Léon Bonnat — "An Egyptian Peasant Woman and Her Child" (1869–70), public domain
Einer gegen die Flut.
Die römische Linie bricht. Männer trampeln sich gegenseitig nieder, um zu entkommen. Im Chaos reitet Konsul Gaius Marius mitten ins Getümmel, springt vom Pferd und hält auf einem Haufen Leichen die Stellung. Er zieht sein Schwert und fordert die einfallenden Kimbern offen heraus.
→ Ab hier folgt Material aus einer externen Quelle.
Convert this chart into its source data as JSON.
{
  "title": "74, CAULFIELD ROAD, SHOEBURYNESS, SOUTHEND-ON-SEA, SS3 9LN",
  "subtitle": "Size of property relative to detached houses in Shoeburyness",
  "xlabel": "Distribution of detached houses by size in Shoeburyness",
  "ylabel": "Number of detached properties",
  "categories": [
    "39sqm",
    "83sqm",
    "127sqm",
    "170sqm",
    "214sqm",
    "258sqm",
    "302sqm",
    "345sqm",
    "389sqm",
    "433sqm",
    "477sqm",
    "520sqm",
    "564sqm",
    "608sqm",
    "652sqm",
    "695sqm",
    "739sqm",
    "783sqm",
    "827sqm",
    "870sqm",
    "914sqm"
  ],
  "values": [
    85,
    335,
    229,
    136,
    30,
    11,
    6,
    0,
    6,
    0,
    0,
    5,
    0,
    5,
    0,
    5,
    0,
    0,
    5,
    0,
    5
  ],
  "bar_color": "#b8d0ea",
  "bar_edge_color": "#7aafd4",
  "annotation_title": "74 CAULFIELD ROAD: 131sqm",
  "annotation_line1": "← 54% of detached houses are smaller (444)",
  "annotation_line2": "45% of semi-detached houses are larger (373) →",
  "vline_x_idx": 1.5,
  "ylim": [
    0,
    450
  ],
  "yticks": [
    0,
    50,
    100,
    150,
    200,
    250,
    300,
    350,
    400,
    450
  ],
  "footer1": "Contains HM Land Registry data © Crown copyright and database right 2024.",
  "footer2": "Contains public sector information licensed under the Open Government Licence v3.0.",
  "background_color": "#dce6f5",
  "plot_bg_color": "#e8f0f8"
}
Aus Flucht wird Standhaftigkeit.
Die römischen Soldaten starren – ihr Feldherr kämpft allein. Manche sagen, selbst die Kimbern zögern, beeindruckt von Marius’ Trotz. Die Legion sammelt sich um ihn. Minuten später sind es die Angreifer, die fliehen – aus einer römischen Katastrophe wird eine römische Legende.
Der Mut eines Generals wird zum Mythos.
Antike Autoren streiten über die Details, aber Marius’ Stand schockierte Freund und Feind. Livy und Plutarch beschreiben einen Moment, in dem bloßer Mut eine Armee zusammenhielt. Manchmal entscheidet nicht der Plan die Geschichte, sondern wer nicht wegläuft.
Als alle Ordnung brach und die römischen Soldaten flohen, machte Gaius Marius einen Leichenberg zu seiner Festung. Sein Stand verwandelte Panik in Sieg.